O diálogo gravado entre uma controladora de voo colombiana e o piloto que transportava o time da Chapecoense reforçou a hipótese de que a aeronave da empresa boliviana LaMia sofreu uma pane seca --falta de combustível-- antes de cair e matar 71 pessoas na aproximação do aeroporto de Medellín.
"Senhorita, LaMia 933 está em falha total, falha elétrica total, sem combustível", afirma o piloto boliviano Miguel Quiroga, exaltado, segundo o áudio divulgado pela RadioBlu, da Colômbia.
A resposta que vem do controle de tráfego aéreo é imediata: "Pista livre, esperando chuva sobre a superfície LaMia 933, bombeiros alertados". Logo depois disso, o piloto pede ajuda para orientar-se, mas, quando a torre pergunta a posição da aeronave, não existe mais resposta.
Entre os 71 mortos da tragédia, a maior do esporte brasileiro, na madrugada de terça-feira (29) estão 19 jogadores, 24 membros da delegação e 20 jornalistas.
Sobreviveram dois tripulantes, três jogadores e um jornalista que acompanhava a delegação do time catarinense, que faria o jogo mais importante da sua história.
O time enfrentaria o Atlético Nacional de Medellín, atual campeão da Libertadores, nesta quarta (30), na primeira partida da final da Copa Sul-Americana. A tragédia causou comoção mundial.
INVESTIGAÇÕES
O mais provável, segundo especialistas em aviação, é que a pane seca tenha provocado ainda falha elétrica.
A comissária que sobreviveu ao acidente disse em Medellín que o avião ficou às escuras por alguns instantes antes de ocorrer a queda.
Vários fatores podem ter causado a pane seca. Um deles está relacionado com a autonomia do Avro RJ 85.

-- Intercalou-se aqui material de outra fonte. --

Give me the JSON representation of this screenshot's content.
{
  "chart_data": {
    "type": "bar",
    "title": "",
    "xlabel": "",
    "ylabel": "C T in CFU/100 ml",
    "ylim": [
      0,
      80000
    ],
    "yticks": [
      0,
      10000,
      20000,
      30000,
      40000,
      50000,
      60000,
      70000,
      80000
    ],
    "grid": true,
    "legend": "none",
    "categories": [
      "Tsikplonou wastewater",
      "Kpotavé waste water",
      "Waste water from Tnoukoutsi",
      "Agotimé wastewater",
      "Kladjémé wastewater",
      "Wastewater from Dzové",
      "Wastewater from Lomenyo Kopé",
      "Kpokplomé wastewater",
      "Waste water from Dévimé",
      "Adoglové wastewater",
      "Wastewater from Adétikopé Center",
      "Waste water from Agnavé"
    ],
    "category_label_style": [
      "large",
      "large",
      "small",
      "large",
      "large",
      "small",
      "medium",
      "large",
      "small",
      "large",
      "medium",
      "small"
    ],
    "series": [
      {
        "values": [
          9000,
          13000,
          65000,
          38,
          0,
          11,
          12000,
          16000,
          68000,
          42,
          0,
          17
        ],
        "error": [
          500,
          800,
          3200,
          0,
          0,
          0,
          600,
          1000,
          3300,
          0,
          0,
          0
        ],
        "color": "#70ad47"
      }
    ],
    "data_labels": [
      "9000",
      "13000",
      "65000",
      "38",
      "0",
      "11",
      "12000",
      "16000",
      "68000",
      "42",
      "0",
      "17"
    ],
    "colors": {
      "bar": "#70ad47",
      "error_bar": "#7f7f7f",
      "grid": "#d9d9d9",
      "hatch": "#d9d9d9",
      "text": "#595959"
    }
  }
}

Segundo informações da LaMia, a aeronave que caiu poderia voar até 2.965 km com os tanques cheios. Essa distância pode variar um pouco dependendo das condições de vento e do peso total da aeronave. A rota que o avião fazia tinha 2.985 km.

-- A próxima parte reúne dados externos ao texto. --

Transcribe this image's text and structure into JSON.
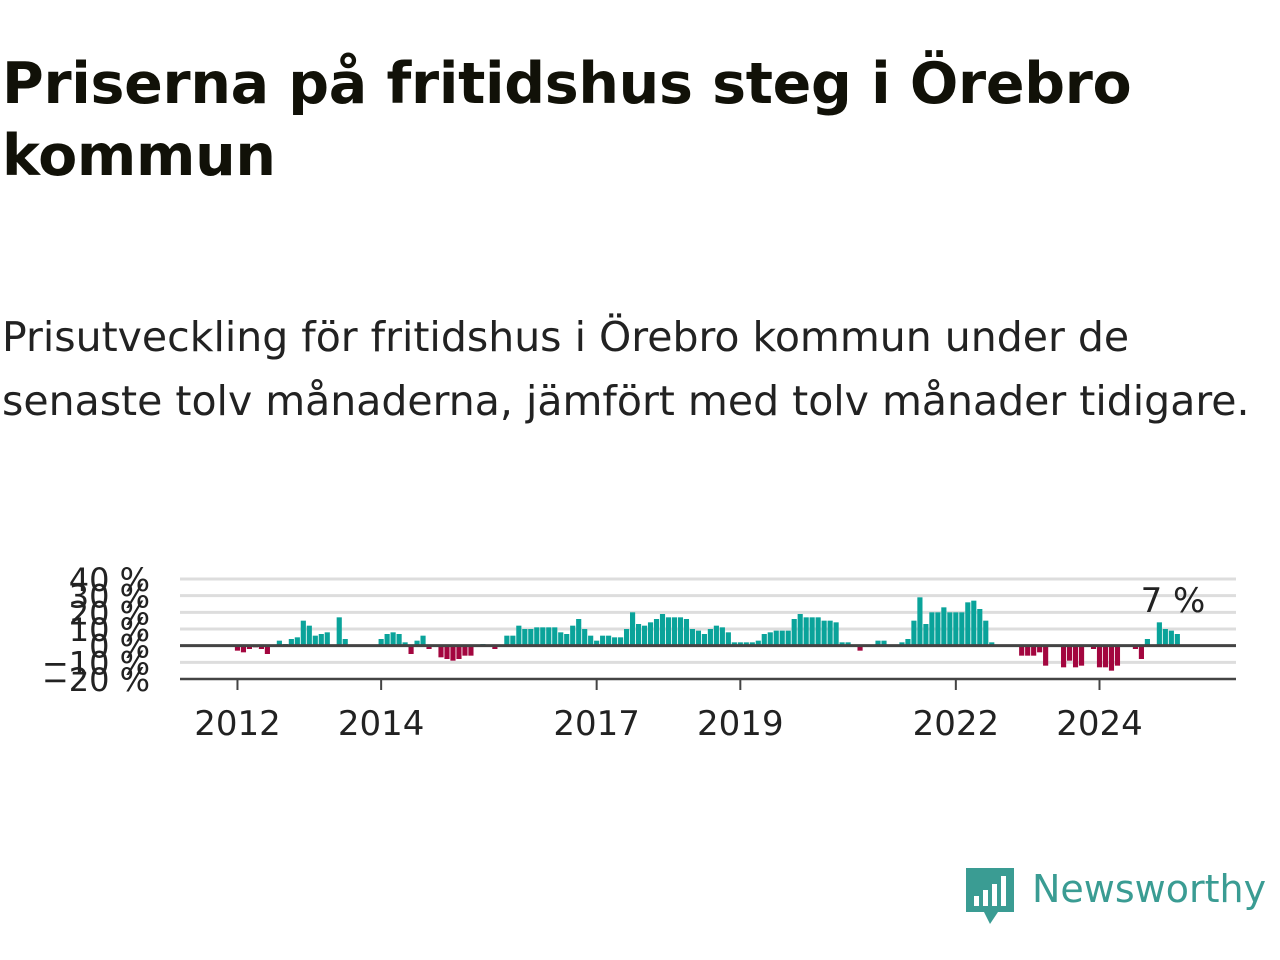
{
  "title": "Priserna på fritidshus steg i Örebro kommun",
  "subtitle": "Prisutveckling för fritidshus i Örebro kommun under de senaste tolv månaderna, jämfört med tolv månader tidigare.",
  "brand": {
    "name": "Newsworthy",
    "color": "#3a9c93",
    "icon": "newsworthy-logo-icon"
  },
  "colors": {
    "positive": "#0aa39a",
    "negative": "#a3063f",
    "zero_line": "#444444",
    "grid": "#dddddd",
    "text": "#222222"
  },
  "chart_data": {
    "type": "bar",
    "title": "",
    "xlabel": "",
    "ylabel": "",
    "ylim": [
      -20,
      40
    ],
    "y_ticks": [
      -20,
      -10,
      0,
      10,
      20,
      30,
      40
    ],
    "y_tick_labels": [
      "−20 %",
      "−10 %",
      "0 %",
      "10 %",
      "20 %",
      "30 %",
      "40 %"
    ],
    "x_range": [
      2011.2,
      2025.9
    ],
    "x_ticks": [
      2012,
      2014,
      2017,
      2019,
      2022,
      2024
    ],
    "x_tick_labels": [
      "2012",
      "2014",
      "2017",
      "2019",
      "2022",
      "2024"
    ],
    "grid": true,
    "last_label": "7 %",
    "series": [
      {
        "start": "2012-01",
        "values": [
          -3,
          -4,
          -2,
          -1,
          -2,
          -5,
          0,
          3,
          1,
          4,
          5,
          15,
          12,
          6,
          7,
          8,
          0,
          17,
          4,
          0,
          0,
          0,
          0,
          0,
          4,
          7,
          8,
          7,
          2,
          -5,
          3,
          6,
          -2,
          0,
          -7,
          -8,
          -9,
          -8,
          -6,
          -6,
          0,
          1,
          0,
          -2,
          0,
          6,
          6,
          12,
          10,
          10,
          11,
          11,
          11,
          11,
          8,
          7,
          12,
          16,
          10,
          6,
          3,
          6,
          6,
          5,
          5,
          10,
          20,
          13,
          12,
          14,
          16,
          19,
          17,
          17,
          17,
          16,
          10,
          9,
          7,
          10,
          12,
          11,
          8,
          2,
          2,
          2,
          2,
          3,
          7,
          8,
          9,
          9,
          9,
          16,
          19,
          17,
          17,
          17,
          15,
          15,
          14,
          2,
          2,
          0,
          -3,
          0,
          0,
          3,
          3,
          0,
          0,
          2,
          4,
          15,
          29,
          13,
          20,
          20,
          23,
          20,
          20,
          20,
          26,
          27,
          22,
          15,
          2,
          0,
          0,
          0,
          0,
          -6,
          -6,
          -6,
          -4,
          -12,
          0,
          0,
          -13,
          -9,
          -13,
          -12,
          0,
          -2,
          -13,
          -13,
          -15,
          -12,
          0,
          0,
          -2,
          -8,
          4,
          0,
          14,
          10,
          9,
          7
        ]
      }
    ]
  }
}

Um plano de voo seguro, de acordo com as regras da Bolívia, prevê que o piloto deva ter combustível suficiente para chegar a um aeroporto alternativo ao do seu destino previamente definido e voar mais 45 minutos.
Diretores da empresa que estão na Colômbia admitiram que a distância que o avião deveria percorrer estava no limite da capacidade dele. Mas eles descartaram qualquer tipo de falha humana.
Os responsáveis pela LaMia ainda disseram que havia um plano de voo para uma parada de reabastecimento em Bogotá. E, se ela não foi feita, é porque a tripulação percebeu que havia segurança para ir ao destino.
Vários outros problemas poderiam ter causado a pane seca, dizem os especialistas.
Pode ter ocorrido algum tipo de vazamento de combustível ou até mesmo alguma falha nos instrumentos de navegação. Ou, ainda, o combustível ser de baixa qualidade.
Por estar voando no limite da sua autonomia, como admitiu os diretores da LaMia, a entrada de um "avião intruso" na rota de aproximação para a pista de Rionegro (cidade ao lado de Medellín), praticamente no mesmo momento que o avião da Chapecoense chegava, também passa a ser importante para a reconstituição do acidente.
Uma aeronave da Viva Colombia, que estava subindo de Bogotá para o Caribe, retornou para Medellín depois que um sinal de vazamento de combustível soou na cabine. Ao comunicar o problema, o comandante colombiano teve prioridade para descer.
Neste momento, o avião conduzido por Quiroga ficou na terceira posição para o pouso, logo atrás de um voo da Avianca. Foi então que ele perguntou, pela primeira vez, quanto tempo ele ainda ficaria no ar. Instantes depois é que começou o diálogo exaltado entre ele e a torre.
O comandante da LaMia, de 36 anos, é também um dos donos da empresa. Especialistas em aviação que não quiseram se identificar dizem que isso pode ter gerado um conflito de interesses.
Paradas para reabastecimento, ou um pedido de emergência por falta de combustível, normalmente envolve multas e penalizações.
Quiroga é casado com Daniela Pinto, filha do ex-senador boliviano Roger Pinto, que já se exilou no Brasil. O casal vivia em Epitaciolândia, no Acre, e tinha três filhas.
O pai de Miguel, Eduardo Quiroga, também era piloto. Familiares do aviador morto no acidente em Medellín contam que ele vivia para o trabalho e ficava muito tempo sem conseguir ver a família.
Micky Quiroga, como era conhecido, era da Força Aérea da Bolívia, antes de começar a atuar na aviação civil.
A expectativa das autoridades colombianas é terminar a identificação dos corpos nesta quinta (1º). Eles devem chegar ao Brasil até sexta (2).